Et vous croyez à un débat apaisé avec les oppositions ? Elles seront associées ?

15:31
Gabriel Attal

Je le crois, évidemment. Je crois profondément. Moi, je le souhaitais qu'il y ait un débat, et au Sénat et à l'Assemblée nationale, pour construire cette loi, qui est une loi importante, qui va prendre du temps. Et puis je souhaite évidemment associer les oppositions. Et d'ailleurs, je peux vous dire que je souhaite que l'opposition participe à la construction de la loi, et je leur donnerai un rapport. Ils feront partie des rapporteurs. Je crois que c'est un geste important, parce que c'est une loi qui doit nous emmener le maximum de députés de l'Assemblée nationale.

16:00
Invité

Un mot sur les Européennes. Un récent sondage, et plusieurs récents sondages, confirment l'absence de dynamique de Valérie Ayet. En revanche, Raphaël Glucksmann, lui, progresse. En fait, l'écart avec Jordan Bardella s'accroît. L'écart avec Raphaël Glucksmann se resserre. Vous redoutez que les courbes finissent par se croiser ? Ça vous inquiète ?

16:19
Gabriel Attal

Moi, je suis encore sur le terrain.
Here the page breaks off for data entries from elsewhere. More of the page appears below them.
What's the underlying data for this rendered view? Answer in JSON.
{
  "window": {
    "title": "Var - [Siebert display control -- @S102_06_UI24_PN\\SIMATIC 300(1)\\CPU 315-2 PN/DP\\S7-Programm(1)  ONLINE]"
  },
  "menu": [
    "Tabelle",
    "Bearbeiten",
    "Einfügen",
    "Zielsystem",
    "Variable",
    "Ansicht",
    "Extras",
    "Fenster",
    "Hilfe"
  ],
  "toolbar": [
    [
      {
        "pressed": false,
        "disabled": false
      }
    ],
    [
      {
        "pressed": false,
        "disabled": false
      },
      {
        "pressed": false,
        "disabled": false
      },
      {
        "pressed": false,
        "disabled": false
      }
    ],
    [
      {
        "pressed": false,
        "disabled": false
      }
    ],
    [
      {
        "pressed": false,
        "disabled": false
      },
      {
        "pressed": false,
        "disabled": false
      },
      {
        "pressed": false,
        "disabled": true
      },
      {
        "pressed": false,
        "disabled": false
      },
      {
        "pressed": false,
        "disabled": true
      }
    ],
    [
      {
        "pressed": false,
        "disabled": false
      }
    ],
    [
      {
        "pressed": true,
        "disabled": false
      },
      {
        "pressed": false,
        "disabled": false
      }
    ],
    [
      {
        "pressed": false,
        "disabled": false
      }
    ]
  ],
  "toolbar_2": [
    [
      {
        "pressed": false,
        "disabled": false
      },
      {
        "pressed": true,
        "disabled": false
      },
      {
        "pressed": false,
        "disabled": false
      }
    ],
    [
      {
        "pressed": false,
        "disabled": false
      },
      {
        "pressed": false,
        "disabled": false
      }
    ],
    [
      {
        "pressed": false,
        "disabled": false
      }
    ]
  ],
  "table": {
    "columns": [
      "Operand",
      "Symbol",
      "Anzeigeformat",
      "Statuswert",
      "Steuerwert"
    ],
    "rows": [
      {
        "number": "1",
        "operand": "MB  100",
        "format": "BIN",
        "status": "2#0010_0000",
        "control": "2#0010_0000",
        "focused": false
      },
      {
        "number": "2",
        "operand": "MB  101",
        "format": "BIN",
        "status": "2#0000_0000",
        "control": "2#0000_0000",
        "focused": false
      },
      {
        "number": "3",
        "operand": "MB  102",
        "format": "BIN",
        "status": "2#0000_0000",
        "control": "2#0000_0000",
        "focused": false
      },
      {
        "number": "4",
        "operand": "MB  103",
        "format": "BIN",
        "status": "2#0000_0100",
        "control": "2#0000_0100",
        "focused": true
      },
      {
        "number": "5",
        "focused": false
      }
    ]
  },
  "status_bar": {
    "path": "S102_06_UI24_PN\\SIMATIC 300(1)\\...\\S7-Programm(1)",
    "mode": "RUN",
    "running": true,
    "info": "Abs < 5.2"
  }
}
J'étais hier. Je vois aussi la campagne de Valérie Ayet qui marche bien. Elle était à Dijon hier. Ça fonctionne bien.

16:29
Invité

Vous sentez une envie de Valérie Ayet sur le terrain ?

16:31
Gabriel Attal

Je vais vous dire, en vérité, quand on est sur le terrain, on voit que les Français ne sont pas encore rentrés dans cette élection. Très clairement, ça va prendre malheureusement encore un peu de temps. Nous, on aimerait bien, en tant que responsable politique, que nos concitoyens s'intéressent plutôt aux élections. On est encore loin, loin du 9 juin. Mais on fait tout pour mobiliser, parce que c'est une élection qui est extrêmement importante. On a la chance, nous, d'avoir une tête de liste qui travaille, qui est une bosseuse, qui influence au Parlement européen. Et donc, moi, je suis convaincu qu'elle va convaincre les Français.

17:02
Présentateur

Merci beaucoup, Sylvain Maillard, président des députés Renaissance à l'Assemblée nationale, invité du 830 France Info en ce dimanche.